The protective measures envisaged include a ban on sanctions against the whistleblower, whereby the burden of proof – e.g. in the event of dismissal – lies with the employer that it was not pronounced as a retaliatory measure. Under the Directive, companies or persons acting on behalf of the company who obstruct the submission of information or expose the whistleblower to reprisals shall be subject to adequate and dissuasive sanctions.
The Directive applies only to infringements of EU law and not to infringements of German law such as tax law or criminal offences under the Criminal Code. Although the Directive thus covers a large part of the critical areas, such as money laundering, consumer protection or public procurement, the potential whistleblower will not want to check first whether the reported infringement and thus his protection falls within the scope of the EU Directive. Here the German legislator is called upon to create clarity.
The Directive quickly triggered a controversial, sometimes heated debate on the following fundamental questions:
(1) Is the predefined message path (initially internal reporting) the correct one?
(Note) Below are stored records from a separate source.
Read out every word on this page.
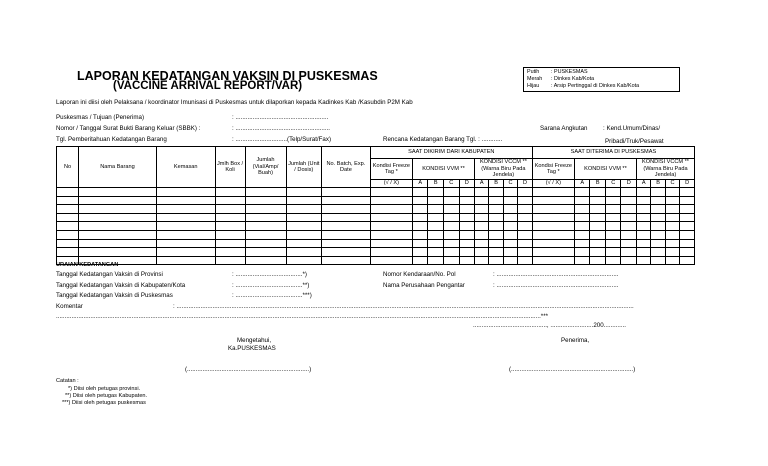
LAPORAN KEDATANGAN VAKSIN DI PUSKESMAS
(VACCINE ARRIVAL REPORT/VAR)
Putih : PUSKESMAS
Merah : Dinkes Kab/Kota
Hijau : Arsip Pertinggal di Dinkes Kab/Kota
Laporan ini diisi oleh Pelaksana / koordinator Imunisasi di Puskesmas untuk dilaporkan kepada Kadinkes Kab /Kasubdin P2M Kab
Puskesmas / Tujuan (Penerima)	: ......................................................
Nomor / Tanggal Surat Bukti Barang Keluar (SBBK) :	: .......................................................	Sarana Angkutan	: Kend.Umum/Dinas/
Tgl. Pemberitahuan Kedatangan Barang	: ..............................(Telp/Surat/Fax)	Rencana Kedatangan Barang Tgl. : ............	Pribadi/Truk/Pesawat
No	Nama Barang	Kemasan	Jmlh Box / Koli	Jumlah (Vial/Amp/ Buah)	Jumlah (Unit / Dosis)	No. Batch, Exp. Date	SAAT DIKIRIM DARI KABUPATEN									SAAT DITERIMA DI PUSKESMAS								
							Kondisi Freeze Tag *	KONDISI VVM **				KONDISI VCCM ** (Warna Biru Pada Jendela)				Kondisi Freeze Tag *	KONDISI VVM **				KONDISI VCCM ** (Warna Biru Pada Jendela)			
							(√ / X)	A	B	C	D	A	B	C	D	(√ / X)	A	B	C	D	A	B	C	D

URAIAN KEDATANGAN
Tanggal Kedatangan Vaksin di Provinsi	: .......................................*)	Nomor Kendaraan/No. Pol	: .......................................................................
Tanggal Kedatangan Vaksin di Kabupaten/Kota	: .......................................**)	Nama Perusahaan Pengantar	: .......................................................................
Tanggal Kedatangan Vaksin di Puskesmas	: .......................................***)
Komentar	: ..........................................................................................................................................................................................................................................................................
..........................................................................................................................................................................................................................................................................................***
..........................................., .........................200.............
Mengetahui,
Ka.PUSKESMAS
Penerima,
(.......................................................................)	(.......................................................................)
Catatan :
*) Diisi oleh petugas provinsi.
**) Diisi oleh petugas Kabupaten.
***) Diisi oleh petugas puskesmas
(2) Is there potential for conflict with other standards?
(3) How expensive and time-consuming will this be?
(4) What is the moral dimension of whistleblowers?
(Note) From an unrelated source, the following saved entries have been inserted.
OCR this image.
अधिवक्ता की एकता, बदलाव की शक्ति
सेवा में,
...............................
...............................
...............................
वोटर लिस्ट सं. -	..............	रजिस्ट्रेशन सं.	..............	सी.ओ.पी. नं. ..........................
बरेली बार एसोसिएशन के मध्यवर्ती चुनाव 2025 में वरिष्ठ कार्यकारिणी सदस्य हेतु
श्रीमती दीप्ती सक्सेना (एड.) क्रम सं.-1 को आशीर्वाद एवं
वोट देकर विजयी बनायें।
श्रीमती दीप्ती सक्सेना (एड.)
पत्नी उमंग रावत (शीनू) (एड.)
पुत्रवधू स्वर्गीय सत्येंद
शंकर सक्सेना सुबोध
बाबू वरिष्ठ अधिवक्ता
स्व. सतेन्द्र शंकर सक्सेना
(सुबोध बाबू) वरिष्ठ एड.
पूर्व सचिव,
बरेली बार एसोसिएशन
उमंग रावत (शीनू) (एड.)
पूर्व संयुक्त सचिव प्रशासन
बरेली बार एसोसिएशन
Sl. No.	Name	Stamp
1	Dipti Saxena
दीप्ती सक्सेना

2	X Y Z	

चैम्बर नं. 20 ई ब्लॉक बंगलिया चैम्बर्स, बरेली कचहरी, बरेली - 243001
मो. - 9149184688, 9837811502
The first two questions are answered quickly – in case of doubt, a look at the original sources will help. The guideline offers sufficient exceptions to skip the internal reporting path. The Prima Facie conflicts concerning the German Act Establishing the Federal Financial Supervisory Authority (FinDAG) (direct notification to the authorities), the German Trade Secrets Act (GeschGehG) – noble attitude vs. suitability to preserve the public interest – and the EU General Data Protection Regulation (GDPR) (right to information also on whistleblower data, State Labor Court of Baden-Wuerttemberg in December 2018) can be resolved with a glance at the law or the judgement: Pursuant to section 5 No. 2 GeschGehG, the acquisition, use or disclosure of a trade secret is justified if it takes place to uncover an unlawful act or a professional or other misconduct and if the acquisition, use or disclosure is suitable to protect the general public interest. The whistleblower must act only to detect an unlawful act or professional or other misconduct. The “good will” of the whistleblower alone is not sufficient, but an actual misconduct must be uncovered. The bona fide whistleblower, however, is protected by the general rules on error. According to the landmark decision of the Baden-Württemberg state labor court, Daimler must give a dismissed employee full access to the data collected about him – including information about internal investigations. The plaintiff was granted the right to inspect his personnel file and the data collected by the Business Practises Office (BOP) department. Daimler, on the other hand, opposes the classification of the BOP file as part of the personnel file because this would reveal the identity of whistleblowers. According to the ruling, experts expect a wave of lawsuits. Daimler filed an appeal so that the next instance to decide on the case will be the Federal Labor Court (BAG). Question 3 can be solved in a way that is compatible with established standard solutions.
With regard to question 4 the discussion about the moral dimension remains, where the camps are currently facing each other almost irreconcilably. Denunciation, block-keeper mentality and the destruction of the culture of trust are the dominant terms for whistleblowers. However, experience with whistleblower systems shows that the abuse rate is very low and that massive misconduct would not have been uncovered without whistleblowing. The protection now to be created was overdue. The change of attitude towards the issue is also overdue and must now be achieved in objective debates.